Wajah cemberut, pandangan sesekali pada jalanan lalu pada ponsel, ngecekin profil mantan.
Itu yang Sandra lakukan selain menyumpal telinganya dengan earphone disertai lantunan lagu-lagu yang bahkan tak ia pedulikan. Beberapa jam perjalanan Jakarta-Bandung, Sandra memilih memojokkan diri dekat pintu mobil, bersender sambil memperhatikan jalan raya di sekitarnya yang terasa mengitarinya hingga tiba-tiba cuaca berubah mendung berawan dan hujan deras lalu berubah menjadi gerimis rintik seperti sekarang.
Cewek itu sibuk menyapukan jari-jari lentiknya yang berkuku bersih tanpa polesan apapun itu ke jendela, menghapus embun yang beberapa saat kemudian kembali datang, begitu terus, sampai bosan dan kembali lagi ke ponselnya.
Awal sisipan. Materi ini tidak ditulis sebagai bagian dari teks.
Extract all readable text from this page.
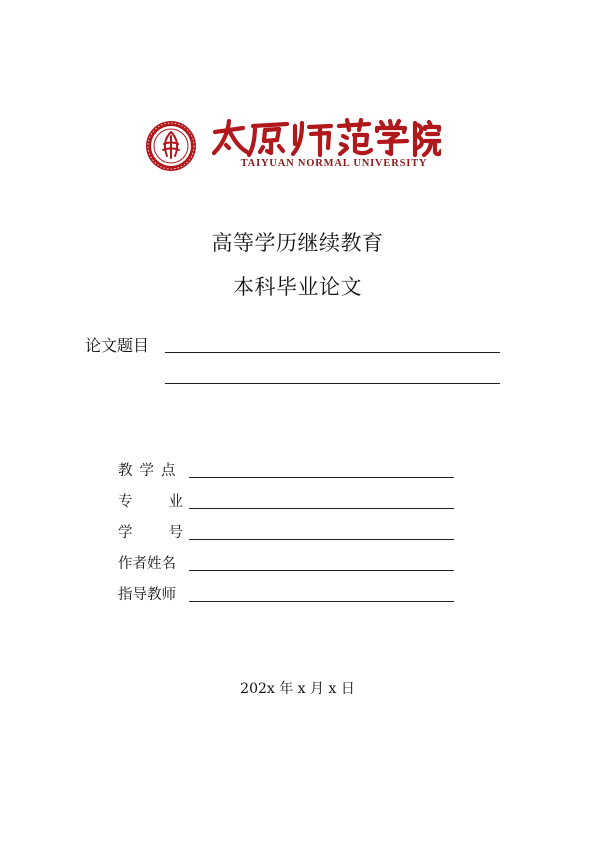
TAIYUAN NORMAL UNIVERSITY
高等学历继续教育
本科毕业论文
论文题目
教学点
专业
学号
作者姓名
指导教师
202x 年 x 月 x 日
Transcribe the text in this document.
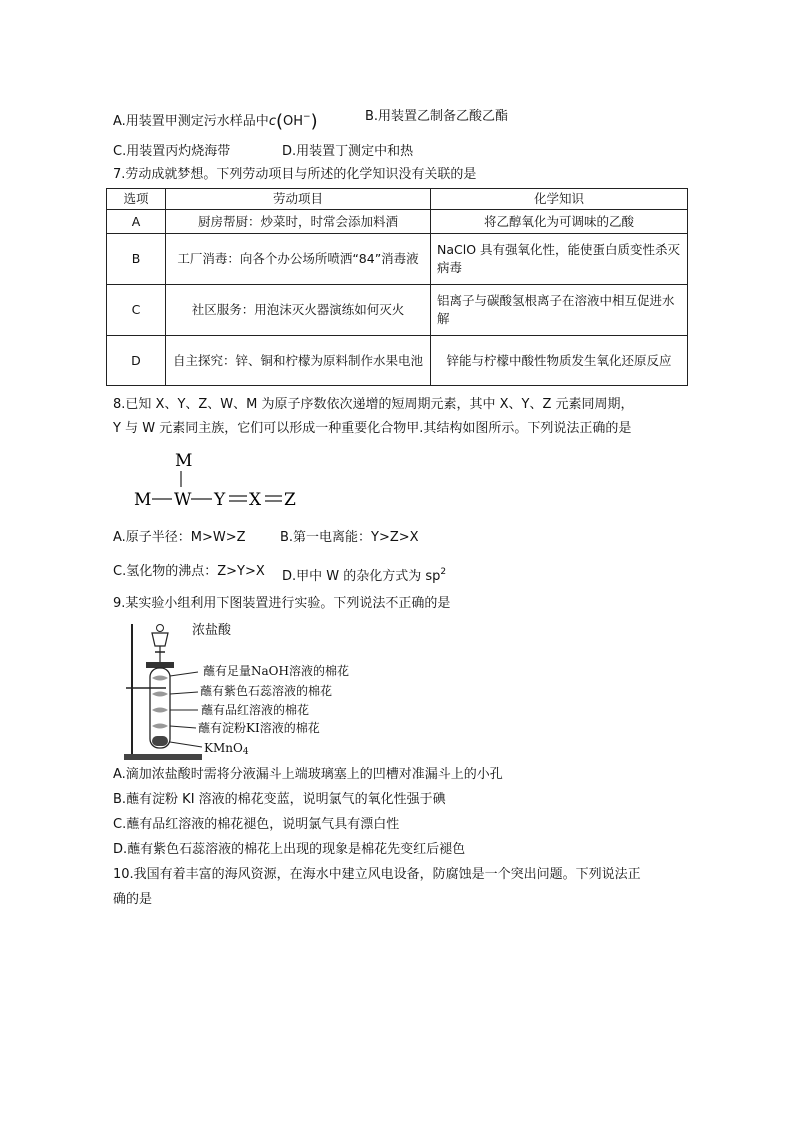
A.用装置甲测定污水样品中c(OH−)	B.用装置乙制备乙酸乙酯
C.用装置丙灼烧海带	D.用装置丁测定中和热
7.劳动成就梦想。下列劳动项目与所述的化学知识没有关联的是
选项	劳动项目	化学知识
A	厨房帮厨：炒菜时，时常会添加料酒	将乙醇氧化为可调味的乙酸
B	工厂消毒：向各个办公场所喷洒“84”消毒液	NaClO 具有强氧化性，能使蛋白质变性杀灭病毒
C	社区服务：用泡沫灭火器演练如何灭火	铝离子与碳酸氢根离子在溶液中相互促进水解
D	自主探究：锌、铜和柠檬为原料制作水果电池	锌能与柠檬中酸性物质发生氧化还原反应
8.已知 X、Y、Z、W、M 为原子序数依次递增的短周期元素，其中 X、Y、Z 元素同周期，
Y 与 W 元素同主族，它们可以形成一种重要化合物甲.其结构如图所示。下列说法正确的是
M
M W Y X Z
A.原子半径：M>W>Z	B.第一电离能：Y>Z>X
C.氢化物的沸点：Z>Y>X D.甲中 W 的杂化方式为 $sp^2$
9.某实验小组利用下图装置进行实验。下列说法不正确的是
浓盐酸
蘸有足量NaOH溶液的棉花
蘸有紫色石蕊溶液的棉花
蘸有品红溶液的棉花
蘸有淀粉KI溶液的棉花
KMnO$_4$
A.滴加浓盐酸时需将分液漏斗上端玻璃塞上的凹槽对准漏斗上的小孔
B.蘸有淀粉 KI 溶液的棉花变蓝，说明氯气的氧化性强于碘
C.蘸有品红溶液的棉花褪色，说明氯气具有漂白性
D.蘸有紫色石蕊溶液的棉花上出现的现象是棉花先变红后褪色
10.我国有着丰富的海风资源，在海水中建立风电设备，防腐蚀是一个突出问题。下列说法正
确的是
Bandung. Sandra punya deskripsian lain tentang kota yang satu itu. Sebagai kota yang secara terpaksa menjadi tempat tinggalnya, tanpa bantahan. Pikiran-pikirannya mengenai ia bisa bernegosiasi pada ayahnya untuk membatalkan perihal tersebut, ternyata benar-benar di luar dugaan. Cewek itu tak bisa barang sedikitpun merayu ayahnya untuk membiarkannya tetap tinggal. Dan Sandra pun tak bisa apa-apa selain menuruti.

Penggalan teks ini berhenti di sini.